What upset me is that they have to create an entirely new rule only for those cards, instead of errata them. Both way, you can't really tell what they do, reading the cards alone, but I think that errata those cards would have been a better choice, over the effort to create a new rule... The effort is totally not worth it! At least because you have to check the rules, instead of look the gatherer for the Oracle text. But overall, because they want a game with less rule, and this one is quite counter-intuitive because the cards work in another way...

Edit
@ EternalPhi:
Oh yes, you're right! It seems that I was overexcited for the news, that I miss the first line all the time. I still think that that section wasn't totally clear, until I've read it a dozen of times.
However, if the Oblivion Ring-like cards don't work like they originally intended, they should errata them. If they actually think that "This "stack loophole" was the worst kind of rules interaction. It baffled players and felt a lot like cheating.", I don't see a reason to keep it... Now they probably have to print another set of O-ring-like cards with the new wording...
Or, since they had to create the new rule, they could have create a rule that could handle the old o-ring wording, and make it work the way is intended to work...
Kragash
★★★★★ (5.0/5.0) (2 votes)
"Detention Sphere is rated lower than this even though it's much more useful. Strange." - Lifegainwithbite

Detention Sphere costs 1WhiteBlue, Oblivion Ring costs 2White. Oblivion Ring wins hands down for the casting cost as it is significantly easier to cast.
Detention Sphere can target multiples of the same permanent... Oblivion Ring doesn't. Detention Sphere wins but this use case of being able to target multiples is usually rare (the use case does becomes less rare in multiplayer games though where you have more time to cast a 1WhiteBlue card).
Detention Sphere cannot target Detention Sphere... Oblivion Ring can target Oblivion Ring. Oblivion Ring wins for the shenanigans it can create.
Swag_Crow
☆☆☆☆☆ (0.5/5.0) (2 votes)
Strictly worse than Journey to Nowhere.

-Swag_Crow
Havrekjex
☆☆☆☆☆ (0.0/5.0)
Come back in M15 please!
JaxsonBateman
★★★★☆ (4.5/5.0) (1 vote)
You're playing white. You want some extra creature removal, with the potential to get rid of other troublesome permanents. Along comes Oblivion Ring to save the day.

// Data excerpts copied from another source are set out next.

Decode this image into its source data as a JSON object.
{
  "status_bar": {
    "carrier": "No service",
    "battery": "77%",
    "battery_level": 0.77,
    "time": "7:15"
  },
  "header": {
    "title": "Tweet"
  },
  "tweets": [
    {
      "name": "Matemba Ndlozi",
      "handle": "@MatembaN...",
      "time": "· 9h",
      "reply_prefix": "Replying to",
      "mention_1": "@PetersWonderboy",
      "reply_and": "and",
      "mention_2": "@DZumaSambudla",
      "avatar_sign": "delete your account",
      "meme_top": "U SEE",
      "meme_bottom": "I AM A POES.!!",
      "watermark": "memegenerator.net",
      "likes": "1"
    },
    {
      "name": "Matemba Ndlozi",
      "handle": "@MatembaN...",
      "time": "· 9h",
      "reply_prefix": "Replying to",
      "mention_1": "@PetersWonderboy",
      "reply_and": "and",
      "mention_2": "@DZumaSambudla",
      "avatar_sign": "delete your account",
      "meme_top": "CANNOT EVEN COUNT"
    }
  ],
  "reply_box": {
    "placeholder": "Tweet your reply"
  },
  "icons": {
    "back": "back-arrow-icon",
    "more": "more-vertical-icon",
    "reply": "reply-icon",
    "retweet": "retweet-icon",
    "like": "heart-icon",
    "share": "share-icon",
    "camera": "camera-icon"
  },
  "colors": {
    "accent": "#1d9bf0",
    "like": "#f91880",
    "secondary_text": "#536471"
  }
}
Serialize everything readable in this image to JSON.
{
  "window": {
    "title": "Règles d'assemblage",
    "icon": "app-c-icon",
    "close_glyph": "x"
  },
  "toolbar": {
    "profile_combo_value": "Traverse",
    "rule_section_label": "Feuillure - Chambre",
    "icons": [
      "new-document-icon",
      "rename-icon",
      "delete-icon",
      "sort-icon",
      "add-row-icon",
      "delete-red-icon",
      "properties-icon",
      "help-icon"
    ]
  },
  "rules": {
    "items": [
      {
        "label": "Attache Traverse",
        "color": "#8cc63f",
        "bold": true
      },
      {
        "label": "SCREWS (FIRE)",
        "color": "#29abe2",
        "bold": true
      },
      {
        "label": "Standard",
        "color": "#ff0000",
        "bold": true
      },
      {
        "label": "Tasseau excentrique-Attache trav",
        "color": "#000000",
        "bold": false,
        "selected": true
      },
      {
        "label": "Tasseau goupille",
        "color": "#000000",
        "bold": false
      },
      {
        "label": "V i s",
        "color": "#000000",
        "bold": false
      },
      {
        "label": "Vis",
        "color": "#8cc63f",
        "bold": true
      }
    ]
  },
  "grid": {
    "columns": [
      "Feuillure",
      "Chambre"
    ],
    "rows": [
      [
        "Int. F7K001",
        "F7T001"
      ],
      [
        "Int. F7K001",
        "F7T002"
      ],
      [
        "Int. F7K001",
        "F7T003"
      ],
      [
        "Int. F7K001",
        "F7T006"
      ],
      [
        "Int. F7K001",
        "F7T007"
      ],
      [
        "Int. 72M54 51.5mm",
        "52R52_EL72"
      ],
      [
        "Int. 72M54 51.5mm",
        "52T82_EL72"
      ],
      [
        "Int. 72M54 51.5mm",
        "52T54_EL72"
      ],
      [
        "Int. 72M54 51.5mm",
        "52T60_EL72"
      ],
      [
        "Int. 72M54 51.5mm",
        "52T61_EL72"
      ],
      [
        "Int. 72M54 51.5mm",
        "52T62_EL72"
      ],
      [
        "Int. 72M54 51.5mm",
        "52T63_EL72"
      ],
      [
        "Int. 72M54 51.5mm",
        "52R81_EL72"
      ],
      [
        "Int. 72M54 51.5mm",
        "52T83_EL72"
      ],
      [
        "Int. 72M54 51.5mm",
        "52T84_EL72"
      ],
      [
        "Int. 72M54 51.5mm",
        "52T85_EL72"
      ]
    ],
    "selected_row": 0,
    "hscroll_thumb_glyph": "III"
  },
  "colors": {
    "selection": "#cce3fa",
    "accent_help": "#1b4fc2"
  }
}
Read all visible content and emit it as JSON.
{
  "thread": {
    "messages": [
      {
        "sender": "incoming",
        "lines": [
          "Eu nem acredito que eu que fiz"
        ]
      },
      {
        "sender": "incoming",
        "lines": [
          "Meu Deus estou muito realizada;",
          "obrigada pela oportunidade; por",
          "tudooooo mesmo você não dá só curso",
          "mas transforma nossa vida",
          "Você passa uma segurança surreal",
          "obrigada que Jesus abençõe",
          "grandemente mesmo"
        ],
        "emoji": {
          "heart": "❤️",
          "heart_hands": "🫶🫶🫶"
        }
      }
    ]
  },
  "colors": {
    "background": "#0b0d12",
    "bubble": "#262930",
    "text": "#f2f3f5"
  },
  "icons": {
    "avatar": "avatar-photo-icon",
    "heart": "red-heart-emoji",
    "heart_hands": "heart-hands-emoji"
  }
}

It's not too expensive (though not so cheap that it's an auto-include); it hits everything but lands; and it exiles - the best kind of removal. Very lovable. As an additional upside, it can be recurred up by Sun Titan if you happen to have them in your deck (I know it's often the case with me).

In regards to the O-Ring vs Det-Sphere debate, Det-Sphere is arguably better than O-Ring when you can easily account for its multicolor mana cost. Often they'll simply perform the same role, but occasionally you'll get some card advantage out of the equation, which justifies its inclusion. However, Det-Sphere obviously requires a UWx deck. O-Ring doesn't mandate the inclusion of U sources - so it's much more versatile when construction decks.